Created in 1955, Lucio Fontana’s Concetto spaziale demonstrates the artist’s preoccupation with the notion of space as defined within a composition. Adopting painting as his preferred medium between 1949 and 1955, the present work is a late example of Fontana’s distinct buchi series – canvases with punctured holes, which he began around 1950. Similarly, the work is part of his gessi series, translating to “chalks,” which commenced between 1954 and 1958, using chalk-like textures to blur the lines of his forms and allude to something otherworldly. Combining these two techniques, Concetto spaziale reflects the artist’s attempt to explore a realm beyond the physical, revolutionizing the relationships of space, form, infinity and materiality in art.

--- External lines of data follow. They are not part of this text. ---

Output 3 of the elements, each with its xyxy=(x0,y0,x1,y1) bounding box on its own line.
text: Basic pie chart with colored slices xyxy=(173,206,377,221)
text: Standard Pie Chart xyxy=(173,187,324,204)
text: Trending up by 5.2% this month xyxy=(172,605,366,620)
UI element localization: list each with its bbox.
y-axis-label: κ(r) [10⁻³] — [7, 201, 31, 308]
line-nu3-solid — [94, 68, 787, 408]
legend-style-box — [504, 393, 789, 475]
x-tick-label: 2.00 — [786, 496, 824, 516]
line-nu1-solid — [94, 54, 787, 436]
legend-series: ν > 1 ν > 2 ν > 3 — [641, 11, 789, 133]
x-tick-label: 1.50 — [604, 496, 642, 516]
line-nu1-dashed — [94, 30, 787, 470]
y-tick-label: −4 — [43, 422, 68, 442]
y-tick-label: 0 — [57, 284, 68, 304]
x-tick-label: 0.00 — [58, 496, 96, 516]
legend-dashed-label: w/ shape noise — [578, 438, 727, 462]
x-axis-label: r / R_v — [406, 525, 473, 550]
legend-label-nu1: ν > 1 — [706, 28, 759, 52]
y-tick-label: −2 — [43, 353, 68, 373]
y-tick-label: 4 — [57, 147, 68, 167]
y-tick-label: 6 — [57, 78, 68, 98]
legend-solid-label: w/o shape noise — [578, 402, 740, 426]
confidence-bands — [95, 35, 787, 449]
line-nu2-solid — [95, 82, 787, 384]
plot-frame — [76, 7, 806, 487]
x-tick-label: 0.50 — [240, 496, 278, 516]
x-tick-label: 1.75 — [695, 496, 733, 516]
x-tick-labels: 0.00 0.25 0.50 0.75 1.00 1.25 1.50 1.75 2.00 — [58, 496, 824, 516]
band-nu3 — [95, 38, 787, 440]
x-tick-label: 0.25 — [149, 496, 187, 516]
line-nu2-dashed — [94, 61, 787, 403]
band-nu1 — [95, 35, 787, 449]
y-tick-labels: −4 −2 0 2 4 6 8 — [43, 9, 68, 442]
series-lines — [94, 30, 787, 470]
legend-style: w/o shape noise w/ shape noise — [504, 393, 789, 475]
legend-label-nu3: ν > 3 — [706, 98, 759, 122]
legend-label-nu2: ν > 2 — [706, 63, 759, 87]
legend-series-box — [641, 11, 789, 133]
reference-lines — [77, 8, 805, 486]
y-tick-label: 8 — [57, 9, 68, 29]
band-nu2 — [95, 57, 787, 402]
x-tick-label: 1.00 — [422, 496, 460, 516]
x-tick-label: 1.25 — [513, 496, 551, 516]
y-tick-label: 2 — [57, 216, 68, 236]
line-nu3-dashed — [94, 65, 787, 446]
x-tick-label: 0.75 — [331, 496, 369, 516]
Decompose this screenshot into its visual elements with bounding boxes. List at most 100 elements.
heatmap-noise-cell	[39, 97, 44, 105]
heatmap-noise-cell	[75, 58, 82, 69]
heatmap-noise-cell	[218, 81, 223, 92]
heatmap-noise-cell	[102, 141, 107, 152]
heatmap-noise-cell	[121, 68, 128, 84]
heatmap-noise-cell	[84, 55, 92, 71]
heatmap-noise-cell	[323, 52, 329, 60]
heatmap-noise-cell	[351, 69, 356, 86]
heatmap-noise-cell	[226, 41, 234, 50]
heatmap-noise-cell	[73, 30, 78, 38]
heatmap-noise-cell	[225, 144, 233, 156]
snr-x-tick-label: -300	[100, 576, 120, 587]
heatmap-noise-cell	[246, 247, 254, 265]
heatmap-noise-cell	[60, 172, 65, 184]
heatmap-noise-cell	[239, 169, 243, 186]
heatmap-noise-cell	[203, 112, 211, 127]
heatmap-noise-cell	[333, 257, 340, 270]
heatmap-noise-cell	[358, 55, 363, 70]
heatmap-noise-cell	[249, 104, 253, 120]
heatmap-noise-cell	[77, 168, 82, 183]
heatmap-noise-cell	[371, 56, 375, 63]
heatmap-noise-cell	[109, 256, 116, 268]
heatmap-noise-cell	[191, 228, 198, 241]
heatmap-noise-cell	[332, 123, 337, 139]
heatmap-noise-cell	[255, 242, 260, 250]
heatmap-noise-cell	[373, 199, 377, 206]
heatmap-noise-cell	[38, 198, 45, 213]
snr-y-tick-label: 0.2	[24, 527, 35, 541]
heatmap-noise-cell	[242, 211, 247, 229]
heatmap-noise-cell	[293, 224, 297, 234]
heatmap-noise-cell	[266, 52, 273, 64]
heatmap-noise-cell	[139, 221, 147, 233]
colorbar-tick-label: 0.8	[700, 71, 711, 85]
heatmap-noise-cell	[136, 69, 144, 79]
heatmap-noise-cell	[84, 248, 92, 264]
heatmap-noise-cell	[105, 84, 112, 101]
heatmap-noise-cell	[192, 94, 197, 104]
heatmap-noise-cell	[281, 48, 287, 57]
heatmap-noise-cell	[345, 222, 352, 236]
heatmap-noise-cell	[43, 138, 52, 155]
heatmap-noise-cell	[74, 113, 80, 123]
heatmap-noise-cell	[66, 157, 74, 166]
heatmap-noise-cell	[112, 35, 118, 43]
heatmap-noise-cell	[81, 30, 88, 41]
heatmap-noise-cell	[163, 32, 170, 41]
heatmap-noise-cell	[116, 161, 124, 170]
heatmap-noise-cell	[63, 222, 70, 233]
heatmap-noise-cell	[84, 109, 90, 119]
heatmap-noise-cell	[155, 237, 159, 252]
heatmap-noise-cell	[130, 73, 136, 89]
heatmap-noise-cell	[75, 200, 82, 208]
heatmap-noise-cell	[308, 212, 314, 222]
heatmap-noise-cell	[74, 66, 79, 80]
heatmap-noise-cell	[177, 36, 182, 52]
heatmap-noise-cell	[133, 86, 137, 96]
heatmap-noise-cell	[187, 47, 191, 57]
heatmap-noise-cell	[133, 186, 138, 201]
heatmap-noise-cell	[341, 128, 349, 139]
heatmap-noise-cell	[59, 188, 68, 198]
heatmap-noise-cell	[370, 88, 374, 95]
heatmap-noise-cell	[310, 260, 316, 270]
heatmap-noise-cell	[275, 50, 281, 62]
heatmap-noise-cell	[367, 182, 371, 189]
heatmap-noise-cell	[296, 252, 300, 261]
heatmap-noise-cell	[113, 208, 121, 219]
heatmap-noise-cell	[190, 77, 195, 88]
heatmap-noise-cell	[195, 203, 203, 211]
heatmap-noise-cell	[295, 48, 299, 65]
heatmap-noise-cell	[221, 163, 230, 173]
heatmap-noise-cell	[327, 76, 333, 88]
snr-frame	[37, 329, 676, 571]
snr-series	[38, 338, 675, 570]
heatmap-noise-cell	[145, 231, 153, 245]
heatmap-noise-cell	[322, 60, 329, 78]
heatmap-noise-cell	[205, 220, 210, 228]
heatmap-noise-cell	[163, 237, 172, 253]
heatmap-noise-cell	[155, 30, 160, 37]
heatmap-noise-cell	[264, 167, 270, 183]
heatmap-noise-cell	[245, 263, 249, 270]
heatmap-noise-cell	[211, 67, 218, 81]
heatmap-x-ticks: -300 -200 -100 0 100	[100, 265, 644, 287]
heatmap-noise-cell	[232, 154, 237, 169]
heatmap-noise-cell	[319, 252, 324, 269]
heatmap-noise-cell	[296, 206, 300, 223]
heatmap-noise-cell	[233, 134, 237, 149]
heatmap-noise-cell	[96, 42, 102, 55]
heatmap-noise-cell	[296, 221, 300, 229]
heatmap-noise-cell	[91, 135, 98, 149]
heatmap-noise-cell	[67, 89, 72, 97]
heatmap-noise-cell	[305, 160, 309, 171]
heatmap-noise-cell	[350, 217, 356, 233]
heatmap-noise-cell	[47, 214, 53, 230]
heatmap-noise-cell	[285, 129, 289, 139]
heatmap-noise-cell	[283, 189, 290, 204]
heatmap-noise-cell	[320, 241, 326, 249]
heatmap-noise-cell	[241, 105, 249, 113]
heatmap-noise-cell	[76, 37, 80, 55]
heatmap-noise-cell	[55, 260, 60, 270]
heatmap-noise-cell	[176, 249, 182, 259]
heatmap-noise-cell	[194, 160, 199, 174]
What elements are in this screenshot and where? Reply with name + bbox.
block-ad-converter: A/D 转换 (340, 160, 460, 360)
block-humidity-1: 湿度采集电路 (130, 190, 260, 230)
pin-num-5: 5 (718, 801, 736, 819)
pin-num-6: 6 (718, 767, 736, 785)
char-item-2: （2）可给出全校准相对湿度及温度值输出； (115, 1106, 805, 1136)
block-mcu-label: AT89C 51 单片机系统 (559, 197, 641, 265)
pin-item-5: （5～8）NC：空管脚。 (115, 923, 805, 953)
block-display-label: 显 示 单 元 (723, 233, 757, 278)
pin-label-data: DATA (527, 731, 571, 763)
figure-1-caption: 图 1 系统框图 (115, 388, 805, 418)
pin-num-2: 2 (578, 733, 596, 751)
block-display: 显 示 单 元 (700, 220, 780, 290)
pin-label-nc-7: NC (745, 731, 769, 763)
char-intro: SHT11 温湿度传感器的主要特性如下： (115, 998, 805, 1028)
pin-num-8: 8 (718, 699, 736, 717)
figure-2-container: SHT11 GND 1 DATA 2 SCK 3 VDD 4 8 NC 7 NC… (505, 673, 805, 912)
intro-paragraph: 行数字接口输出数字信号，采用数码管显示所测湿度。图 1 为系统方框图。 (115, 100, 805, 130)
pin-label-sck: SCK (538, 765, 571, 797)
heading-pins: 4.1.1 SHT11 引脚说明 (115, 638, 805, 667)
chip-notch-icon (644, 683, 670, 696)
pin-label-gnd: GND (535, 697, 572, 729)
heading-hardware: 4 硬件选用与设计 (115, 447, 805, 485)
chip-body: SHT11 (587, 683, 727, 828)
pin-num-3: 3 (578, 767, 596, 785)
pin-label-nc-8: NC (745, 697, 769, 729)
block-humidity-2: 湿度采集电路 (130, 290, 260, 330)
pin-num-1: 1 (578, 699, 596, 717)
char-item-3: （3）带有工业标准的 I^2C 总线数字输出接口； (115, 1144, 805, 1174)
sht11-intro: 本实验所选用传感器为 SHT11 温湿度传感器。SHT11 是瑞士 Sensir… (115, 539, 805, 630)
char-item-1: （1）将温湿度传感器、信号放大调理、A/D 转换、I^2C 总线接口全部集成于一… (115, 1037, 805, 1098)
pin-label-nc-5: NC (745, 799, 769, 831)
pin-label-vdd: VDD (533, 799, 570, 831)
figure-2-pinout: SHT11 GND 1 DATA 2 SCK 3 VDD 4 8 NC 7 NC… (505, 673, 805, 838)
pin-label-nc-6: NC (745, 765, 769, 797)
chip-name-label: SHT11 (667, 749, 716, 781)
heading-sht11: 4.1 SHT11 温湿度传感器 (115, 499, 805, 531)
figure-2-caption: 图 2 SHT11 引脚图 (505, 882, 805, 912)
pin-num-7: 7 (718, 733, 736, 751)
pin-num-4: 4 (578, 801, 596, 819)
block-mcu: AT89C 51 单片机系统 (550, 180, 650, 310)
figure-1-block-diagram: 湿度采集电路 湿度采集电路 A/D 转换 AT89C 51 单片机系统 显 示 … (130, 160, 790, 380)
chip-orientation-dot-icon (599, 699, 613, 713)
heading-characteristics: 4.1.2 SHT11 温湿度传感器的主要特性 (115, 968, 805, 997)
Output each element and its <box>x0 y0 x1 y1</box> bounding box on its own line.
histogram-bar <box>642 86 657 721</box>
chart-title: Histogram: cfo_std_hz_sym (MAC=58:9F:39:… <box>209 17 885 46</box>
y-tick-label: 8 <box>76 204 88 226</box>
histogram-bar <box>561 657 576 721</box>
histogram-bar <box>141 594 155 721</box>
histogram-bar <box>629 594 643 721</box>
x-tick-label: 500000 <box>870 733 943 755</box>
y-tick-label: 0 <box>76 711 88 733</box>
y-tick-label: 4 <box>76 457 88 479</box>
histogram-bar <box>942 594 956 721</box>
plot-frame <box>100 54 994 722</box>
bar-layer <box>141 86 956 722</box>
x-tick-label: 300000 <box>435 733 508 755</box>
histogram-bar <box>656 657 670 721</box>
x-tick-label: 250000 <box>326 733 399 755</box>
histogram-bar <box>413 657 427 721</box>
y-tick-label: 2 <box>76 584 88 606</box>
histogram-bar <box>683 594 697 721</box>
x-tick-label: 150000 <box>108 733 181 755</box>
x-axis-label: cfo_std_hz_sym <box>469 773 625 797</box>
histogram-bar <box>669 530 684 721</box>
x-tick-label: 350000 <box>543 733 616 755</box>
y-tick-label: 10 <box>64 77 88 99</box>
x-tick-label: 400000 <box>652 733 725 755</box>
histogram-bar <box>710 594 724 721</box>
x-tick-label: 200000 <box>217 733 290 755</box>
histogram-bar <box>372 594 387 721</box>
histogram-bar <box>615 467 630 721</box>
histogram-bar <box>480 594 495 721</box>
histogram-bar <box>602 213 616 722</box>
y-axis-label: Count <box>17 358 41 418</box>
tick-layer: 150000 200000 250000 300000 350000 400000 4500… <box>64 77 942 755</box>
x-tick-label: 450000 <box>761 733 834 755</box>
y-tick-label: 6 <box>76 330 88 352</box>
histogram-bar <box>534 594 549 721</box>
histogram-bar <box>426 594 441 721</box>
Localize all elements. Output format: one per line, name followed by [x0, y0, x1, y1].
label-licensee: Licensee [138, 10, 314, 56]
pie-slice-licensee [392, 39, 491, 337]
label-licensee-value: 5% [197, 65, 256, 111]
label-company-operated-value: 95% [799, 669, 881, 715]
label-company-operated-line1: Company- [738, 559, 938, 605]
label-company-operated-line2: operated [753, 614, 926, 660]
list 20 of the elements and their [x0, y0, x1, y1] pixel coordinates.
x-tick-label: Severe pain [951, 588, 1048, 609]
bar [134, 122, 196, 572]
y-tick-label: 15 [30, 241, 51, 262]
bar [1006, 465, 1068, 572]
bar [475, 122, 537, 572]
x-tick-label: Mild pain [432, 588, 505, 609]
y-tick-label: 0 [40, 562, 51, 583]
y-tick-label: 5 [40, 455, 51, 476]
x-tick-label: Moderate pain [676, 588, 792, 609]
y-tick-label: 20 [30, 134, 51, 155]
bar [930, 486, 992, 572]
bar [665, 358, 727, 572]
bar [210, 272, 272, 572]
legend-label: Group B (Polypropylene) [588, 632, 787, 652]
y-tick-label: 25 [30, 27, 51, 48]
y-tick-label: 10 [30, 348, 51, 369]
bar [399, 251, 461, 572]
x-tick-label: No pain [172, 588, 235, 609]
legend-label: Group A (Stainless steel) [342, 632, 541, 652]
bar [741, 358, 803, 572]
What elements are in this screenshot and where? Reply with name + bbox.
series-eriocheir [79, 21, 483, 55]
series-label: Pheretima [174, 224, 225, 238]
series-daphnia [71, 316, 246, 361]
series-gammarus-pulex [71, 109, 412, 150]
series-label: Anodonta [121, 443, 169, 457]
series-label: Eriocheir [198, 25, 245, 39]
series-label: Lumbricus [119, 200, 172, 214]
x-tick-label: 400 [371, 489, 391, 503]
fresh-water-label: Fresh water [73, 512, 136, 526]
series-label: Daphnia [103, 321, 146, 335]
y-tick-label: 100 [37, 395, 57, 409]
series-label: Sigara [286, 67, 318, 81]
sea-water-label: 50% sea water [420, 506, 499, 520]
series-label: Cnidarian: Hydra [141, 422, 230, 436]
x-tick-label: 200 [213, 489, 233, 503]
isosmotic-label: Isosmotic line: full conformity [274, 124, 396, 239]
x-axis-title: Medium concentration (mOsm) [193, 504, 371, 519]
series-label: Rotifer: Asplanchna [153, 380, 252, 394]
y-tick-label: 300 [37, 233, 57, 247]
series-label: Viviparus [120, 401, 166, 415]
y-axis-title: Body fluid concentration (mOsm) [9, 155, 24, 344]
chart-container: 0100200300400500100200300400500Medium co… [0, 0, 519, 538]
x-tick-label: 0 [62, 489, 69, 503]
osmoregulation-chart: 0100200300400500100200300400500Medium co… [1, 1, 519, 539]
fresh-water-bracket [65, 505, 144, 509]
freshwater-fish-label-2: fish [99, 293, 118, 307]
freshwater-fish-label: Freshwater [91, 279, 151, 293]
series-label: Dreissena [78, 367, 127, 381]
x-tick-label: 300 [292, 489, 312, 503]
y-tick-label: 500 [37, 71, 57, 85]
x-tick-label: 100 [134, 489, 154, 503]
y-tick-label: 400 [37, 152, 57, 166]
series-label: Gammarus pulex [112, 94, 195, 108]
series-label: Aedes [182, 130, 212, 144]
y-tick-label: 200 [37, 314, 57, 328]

“As a painter working on one of my prepared canvases, I don’t want to make a picture, I want to open up space, to create a new dimension for art, to connect it up with the cosmos as it lies infinitely outstretched, beyond the flat surface or the image. By inventing the hole through the canvas, by its repeated use, I did not want to ‘decorate’ a surface—on the contrary, I tried to smash the dimensions which limit it.”
—Lucio Fontana
Windows to the Cosmos
Arranging the puncture holes in the canvas in a somewhat orderly sequence, the present work explores Fontana’s fascination with the idea of his so-called “spatial concepts.” In his buchi works, the artist is thought to be alluding to faraway galaxies, in an effort to illustrate a further, deeper sense of space. This interpretation defines the holes as small windows into another realm. The luminous, earth-toned orange set against a deep black night sky become the Earth and space, and the punctures windows through which to break the boundaries between them. The expansive hues rendering the composition place the viewer within this imagined environment, and the chalky, blurred edges of the gessi orb bring the unfamiliar yet intriguing element of space further into reality. Through this, Fontana experiments with the materiality and texture of the oil paint to illustrate the undulating world of space.
Manifesto Blanco
Fontana considers his art beyond the threshold of painting, experimenting with different kinds of mark-making to explore the notions of space, motion and dynamism. Authoring the Manifiesto Blanco in 1946, Fontana defined a new type of art, detached from the conventions of painting and connected to the dimensions of time and space. Abandoning “the practice of known art forms and [embarking] on the development of an art based on the unity of time and space,” Fontana’s aim in this manifesto would give way to the artist’s signature practice, later developing into his well-known series of slash paintings, beginning in the mid-1950s and continuing through the rest of his life.i
i Lucio Fontana, quoted in Angela Sanna, ed., “Manifesti Scritti Interviste,” Abscondita, 2015, Milan, p. 47.
Provenance
Paolo Marinotti, Milan R. Toninelli, Rome Galerie Karsten Greve, Cologne Private Collection Christie’s, London, July 1, 2008, lot 215 Acquired at the above sale by the present owner
Exhibited
Cologne, Galerie Karsten Greve, Lucio Fontana: Bilder / Paintings, September–November 1988, no. 10, pp. 10–11 (illustrated)
Literature
Enrico Crispolti, Lucio Fontana Catalogue raisonné des peintures, sculptures et environments spatiaux, vol. II, Brussels, 1974, no. 55 G 9, p. 54 (illustrated) Enrico Crispolti, Fontana Catalolgo generale, vol. I, Milan, 1986, no. 55 G 9, p. 187 (illustrated) Enrico Crispolti, Lucio Fontana Catalogo ragionato di sculture, dipinti, ambientazioni, vol. I, Milan, 2006, no. 55 G 9, p. 343 (illustrated)
signed and dated "L. Fontana 55" lower right; signed, titled and dated "L. Fontana Concetto spaziale 1955" on the reverse oil and pencil on canvas 36 7/8 x 28 7/8 in. (93.7 x 73.3 cm) Executed in 1955.